I provided one example where static chain pointer becomes unavailable
(32-bit x86 with -mregparm=3), I suspect there may be others.

> >> > This is the only approach I'm aware of, apart of generating wrappers
> >> > in asm (speaking of, is there some reason that wouldn't work for you?).
> >> 
> >> You mean wrappers that inject the extra argument?  That doesn't work for
> >> variadic functions.
> >
> > Why not? I find that generating a _tailcalling_ wrapper works much better
> > in asm than in C.
> 
> Sure, but tail-calling wrappers are not really wrappers, they are a bit
> too one-sided for that.
> 
> >> It's also likely to break with unexpected calling
> >> conventions.  Variadic functions are always problematic because you
> >> can't directly forward to the original function.
> >
> > Erm, what? Surely you can, by performing a tailcall (in asm).
> 
> But that's about it.  You can't actually wrap the call (running your own
> code before and after it) because the original argument area won't be at
> the right offset, and working around that in a generic fashion requires
> really weird tricks.  At this point you are likely better offer with
> uprobes and similar tools.

Well, the first paragraph in your initial mail was talking very explicitly
about making a tailcall from the wrapper, so I guess the goalpost has moved.

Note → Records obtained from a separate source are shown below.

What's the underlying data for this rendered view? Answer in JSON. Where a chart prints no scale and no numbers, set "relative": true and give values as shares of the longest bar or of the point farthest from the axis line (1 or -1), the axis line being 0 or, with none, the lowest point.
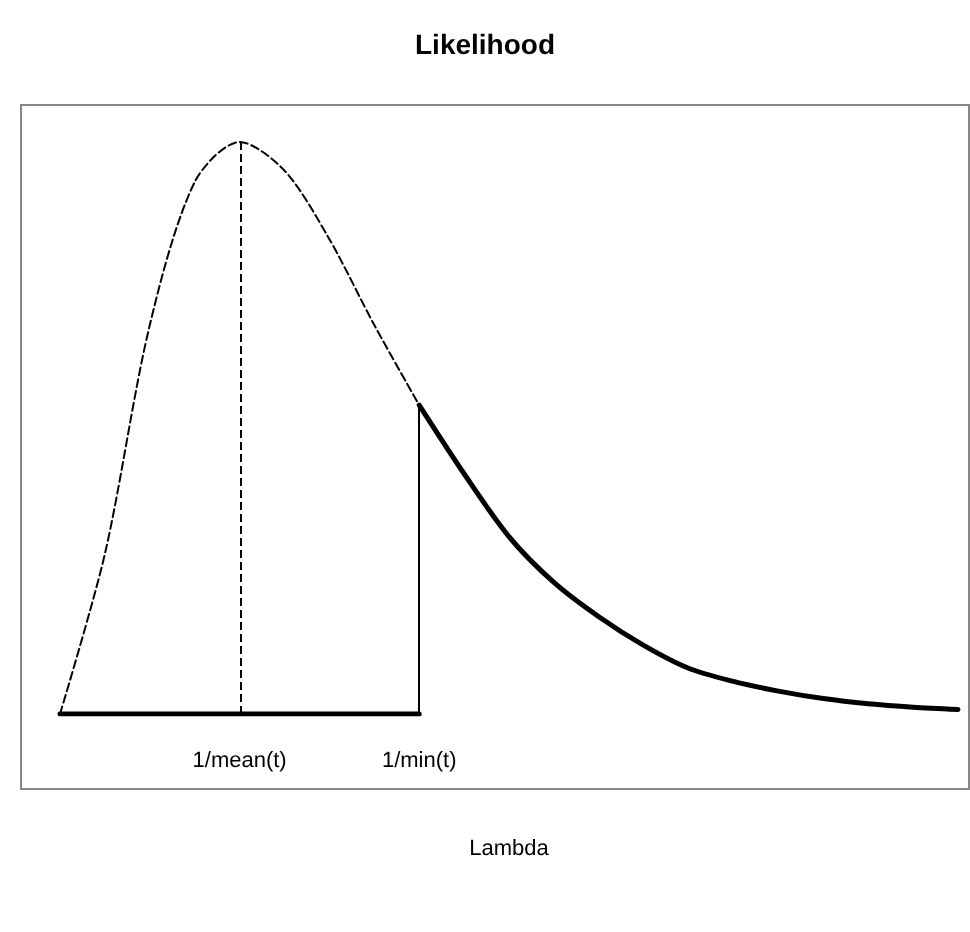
{
  "chart_data": {
    "type": "line",
    "title": "Likelihood",
    "xlabel": "Lambda",
    "relative": true,
    "categories": [
      null,
      null,
      null,
      null,
      "1/mean(t)",
      null,
      null,
      null,
      "1/min(t)",
      null,
      null,
      null,
      null,
      null,
      null,
      null,
      null,
      null,
      null,
      null,
      null
    ],
    "series": [
      {
        "color": "#000000",
        "line_style": "dashed",
        "values": [
          0,
          0.28,
          0.68,
          0.93,
          1,
          0.95,
          0.83,
          0.68,
          0.54,
          null,
          null,
          null,
          null,
          null,
          null,
          null,
          null,
          null,
          null,
          null,
          null
        ]
      },
      {
        "color": "#000000",
        "line_style": "solid",
        "values": [
          null,
          null,
          null,
          null,
          null,
          null,
          null,
          null,
          0.54,
          0.42,
          0.31,
          0.23,
          0.17,
          0.12,
          0.08,
          0.057,
          0.04,
          0.027,
          0.018,
          0.012,
          0.008
        ]
      },
      {
        "color": "#000000",
        "line_style": "solid",
        "values": [
          0,
          0,
          0,
          0,
          0,
          0,
          0,
          0,
          0,
          null,
          null,
          null,
          null,
          null,
          null,
          null,
          null,
          null,
          null,
          null,
          null
        ]
      }
    ],
    "ref_lines": [
      {
        "axis": "x",
        "value": "1/mean(t)",
        "line_style": "dashed",
        "color": "#000000"
      },
      {
        "axis": "x",
        "value": "1/min(t)",
        "line_style": "solid",
        "color": "#000000"
      }
    ],
    "marker": "none"
  }
}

If audit authors need to hook returns, let them do it in whatever manner
they find most suitable, like invoking the auditee from the hook if they
know its prototype, or finding a place to stash the replaced return address.
You cannot provide efficient return hooking from libc side anyway.

> LD_AUDIT offers outright replacement of the address for this scenario,
> but it breaks down if the targeted shared object is loaded multiple
> times (either literally into different dynamic linker namespaces, or
> conceptually, with different sonames).  This is where LD_PRELOAD
> wrapping becomes problematic, true.  With address replacement, there is
> just no contextual information at all provided by the dynamic linker.
> If you need it, you need to generate your own trampoline.  And then we
> end up with the question how the trampoline can forward the information
> to the wrapping function.  (Without multiple instances, you could just
> store the real implementation address and information about the shared
> object or the implementation in global variables.)

If audit authors need that kind of dynamic granularity, teach them how
to create new copies of hooks at runtime (place hooks in a DSO without
an soname, create a new symlink to that dso, dlopen the symlink). Or
provide a dlopen flag to achieve the same without the symlink.